Picture Credit (left) - img.ti-media.net (right) - assets.vogue.com
In the long run, the war actually stimulated the economy after all those years of saving up and rationing. People had begun to realize that they had no restrictions as to what they could do and it was a time of celebration once the war ended.
Once again, the silhouette changed from the masculine outline during the military time back to having a more feminine look. In addition, some of the styles of women’s fashion also became more lavish and feminine.
The rounded shoulders, long spreading skirts, V-necks, narrow waistlines, flouncy hats, high heels, and bright colours, all became the main characteristics of the womanly figure of the silhouette.
Some of the skirt hemlines hung just below the calves which is an alteration to the hemline that appeared during the war.

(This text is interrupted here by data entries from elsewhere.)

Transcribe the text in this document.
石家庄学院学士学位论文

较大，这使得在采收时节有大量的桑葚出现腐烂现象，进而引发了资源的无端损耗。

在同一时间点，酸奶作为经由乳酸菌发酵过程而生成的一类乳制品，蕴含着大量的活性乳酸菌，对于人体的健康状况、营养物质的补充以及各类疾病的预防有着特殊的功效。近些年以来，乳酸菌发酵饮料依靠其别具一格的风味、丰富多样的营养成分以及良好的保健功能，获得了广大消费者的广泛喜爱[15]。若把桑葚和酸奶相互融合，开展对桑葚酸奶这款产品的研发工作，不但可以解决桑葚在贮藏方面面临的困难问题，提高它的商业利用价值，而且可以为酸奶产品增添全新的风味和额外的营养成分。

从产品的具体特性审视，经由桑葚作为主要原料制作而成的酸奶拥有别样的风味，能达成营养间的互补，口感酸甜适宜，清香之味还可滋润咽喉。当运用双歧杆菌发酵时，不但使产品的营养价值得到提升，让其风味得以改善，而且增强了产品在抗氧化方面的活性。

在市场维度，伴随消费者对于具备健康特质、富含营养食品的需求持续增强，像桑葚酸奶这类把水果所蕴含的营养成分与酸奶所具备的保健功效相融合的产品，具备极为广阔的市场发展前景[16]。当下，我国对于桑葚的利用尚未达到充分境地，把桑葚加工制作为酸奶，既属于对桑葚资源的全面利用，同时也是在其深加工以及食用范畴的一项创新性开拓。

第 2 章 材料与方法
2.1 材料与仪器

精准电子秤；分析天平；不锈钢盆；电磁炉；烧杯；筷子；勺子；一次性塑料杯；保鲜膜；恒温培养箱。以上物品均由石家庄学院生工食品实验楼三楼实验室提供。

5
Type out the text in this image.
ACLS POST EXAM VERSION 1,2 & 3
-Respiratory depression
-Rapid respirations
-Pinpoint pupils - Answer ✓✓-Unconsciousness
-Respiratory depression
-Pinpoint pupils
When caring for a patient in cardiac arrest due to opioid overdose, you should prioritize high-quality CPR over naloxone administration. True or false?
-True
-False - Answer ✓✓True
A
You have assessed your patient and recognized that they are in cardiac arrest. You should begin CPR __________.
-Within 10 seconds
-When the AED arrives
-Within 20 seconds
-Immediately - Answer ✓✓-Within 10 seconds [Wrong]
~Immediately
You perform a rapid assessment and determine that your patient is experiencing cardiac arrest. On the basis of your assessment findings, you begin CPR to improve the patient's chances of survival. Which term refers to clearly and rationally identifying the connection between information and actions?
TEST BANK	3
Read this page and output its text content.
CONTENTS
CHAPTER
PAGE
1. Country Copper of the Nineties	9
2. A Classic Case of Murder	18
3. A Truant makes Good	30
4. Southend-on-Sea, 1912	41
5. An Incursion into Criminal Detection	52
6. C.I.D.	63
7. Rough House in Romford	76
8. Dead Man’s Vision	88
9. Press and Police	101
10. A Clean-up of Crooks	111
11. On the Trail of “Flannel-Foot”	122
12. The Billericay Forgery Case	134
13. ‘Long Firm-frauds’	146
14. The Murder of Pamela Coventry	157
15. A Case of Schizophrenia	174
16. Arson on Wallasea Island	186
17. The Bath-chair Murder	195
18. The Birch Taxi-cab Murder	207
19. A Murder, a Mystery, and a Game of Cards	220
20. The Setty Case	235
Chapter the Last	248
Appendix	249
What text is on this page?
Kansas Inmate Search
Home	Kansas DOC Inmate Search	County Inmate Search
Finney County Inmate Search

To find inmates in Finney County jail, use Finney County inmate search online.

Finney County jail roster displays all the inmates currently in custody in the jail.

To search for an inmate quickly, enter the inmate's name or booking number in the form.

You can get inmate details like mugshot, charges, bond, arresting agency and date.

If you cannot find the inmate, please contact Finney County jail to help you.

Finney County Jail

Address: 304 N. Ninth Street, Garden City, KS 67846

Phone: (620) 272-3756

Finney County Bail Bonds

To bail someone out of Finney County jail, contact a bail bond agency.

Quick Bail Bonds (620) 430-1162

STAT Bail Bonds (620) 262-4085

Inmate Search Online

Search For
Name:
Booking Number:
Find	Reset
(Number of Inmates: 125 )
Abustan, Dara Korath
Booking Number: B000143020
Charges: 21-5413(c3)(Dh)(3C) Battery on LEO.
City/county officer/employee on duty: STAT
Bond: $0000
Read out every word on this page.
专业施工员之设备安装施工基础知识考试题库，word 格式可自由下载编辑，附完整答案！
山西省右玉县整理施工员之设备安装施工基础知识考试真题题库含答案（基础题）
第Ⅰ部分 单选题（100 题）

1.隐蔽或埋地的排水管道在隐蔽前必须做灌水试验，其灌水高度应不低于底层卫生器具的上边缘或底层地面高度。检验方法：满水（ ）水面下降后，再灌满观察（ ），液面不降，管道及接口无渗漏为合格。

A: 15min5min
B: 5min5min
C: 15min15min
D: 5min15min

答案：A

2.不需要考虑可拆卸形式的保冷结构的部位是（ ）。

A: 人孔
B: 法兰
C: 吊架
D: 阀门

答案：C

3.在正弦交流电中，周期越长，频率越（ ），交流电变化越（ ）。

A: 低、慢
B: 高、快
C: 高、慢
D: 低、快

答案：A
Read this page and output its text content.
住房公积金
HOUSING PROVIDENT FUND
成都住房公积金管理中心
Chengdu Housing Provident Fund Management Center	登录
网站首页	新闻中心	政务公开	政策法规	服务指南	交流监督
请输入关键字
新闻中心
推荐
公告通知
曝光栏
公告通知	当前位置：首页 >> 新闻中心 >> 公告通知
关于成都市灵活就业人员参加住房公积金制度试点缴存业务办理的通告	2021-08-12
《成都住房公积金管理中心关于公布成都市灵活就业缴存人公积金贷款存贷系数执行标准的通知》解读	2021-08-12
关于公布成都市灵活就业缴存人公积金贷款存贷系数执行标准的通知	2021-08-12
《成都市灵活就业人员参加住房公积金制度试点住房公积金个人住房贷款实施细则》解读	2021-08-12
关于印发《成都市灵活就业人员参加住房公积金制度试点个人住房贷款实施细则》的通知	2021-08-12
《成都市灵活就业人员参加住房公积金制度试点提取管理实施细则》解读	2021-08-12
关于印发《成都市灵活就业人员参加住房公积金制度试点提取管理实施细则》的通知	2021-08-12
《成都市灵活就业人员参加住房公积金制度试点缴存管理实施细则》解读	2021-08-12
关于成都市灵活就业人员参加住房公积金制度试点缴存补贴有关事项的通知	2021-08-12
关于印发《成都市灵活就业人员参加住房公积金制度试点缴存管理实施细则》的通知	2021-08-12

This essentially became known as the designer Christian Dior’s New Look which began in February 1947. It was said that the clothes had such a new look and this phrase was repeated so much that everyone knew his style by this name.
What was so different about Dior’s look was in its abundance – the excessive use of luxurious fabrics and time-intensive labour. The overly female form that he presented was created through the use of padded hips and bust lines.
The New Look was definitely the major change in the late 1940s that occurred in women’s fashion as it changed from a simple, unfeminine, utilitarian look to a soft, feminine and decidedly romantic image.
Another big change was in the underwear as corsets had been finally replaced by the all-in- one girdle and the increasingly popular two-piece – bra and the girdle. A few more changes that occurred were that women started to get permanent waves done by heat and they wore more makeup now.
An aspect that remained the same was the trend in home sewing. The length of New Look-inspired clothing required women to find clever ways to alter existing garments to meet the new hemline, which by 1948 was hovering just above the ankle. Now the clothing industry was larger and more independent than it had been before the war.
Picture Credit - hips.hearstapps.com
Essentially, this entire decade was impacted through ways in which the war constrained fashion from its usual path of progression, but necessity was almost literally the mother of invention.
Women’s clothing in this decade went through so many alterations in a somewhat short amount of time.
During the war, synthetic materials were used to make the minimal clothing styles that liberal wartime mores considered appropriate dress. Fashion had never before used so little fabric; short sleeves and knee-length skirts in close-fitting styles accentuated the female silhouette.
Then after the war, the fashion industry sought after new styles, or in Dior’s case, renewing old styles in the New Look. The changes in the post-war time set the look for the next decade.
Once again, referring back to the research question: How were the styles of women’s fashion in the United States influenced by World War II during the 1940s? This can be answered by stating that “War was the dominant influence on fashion in the early 1940s [but] the elegance and excess of the late 1940s were a reaction to the spare, liberating styles that it inspired.
Furthermore, the influences on women’s fashion were positive in that they allowed new styles to emerge and evolve throughout the period of the war and postwar, as well as become an influence towards the following decade.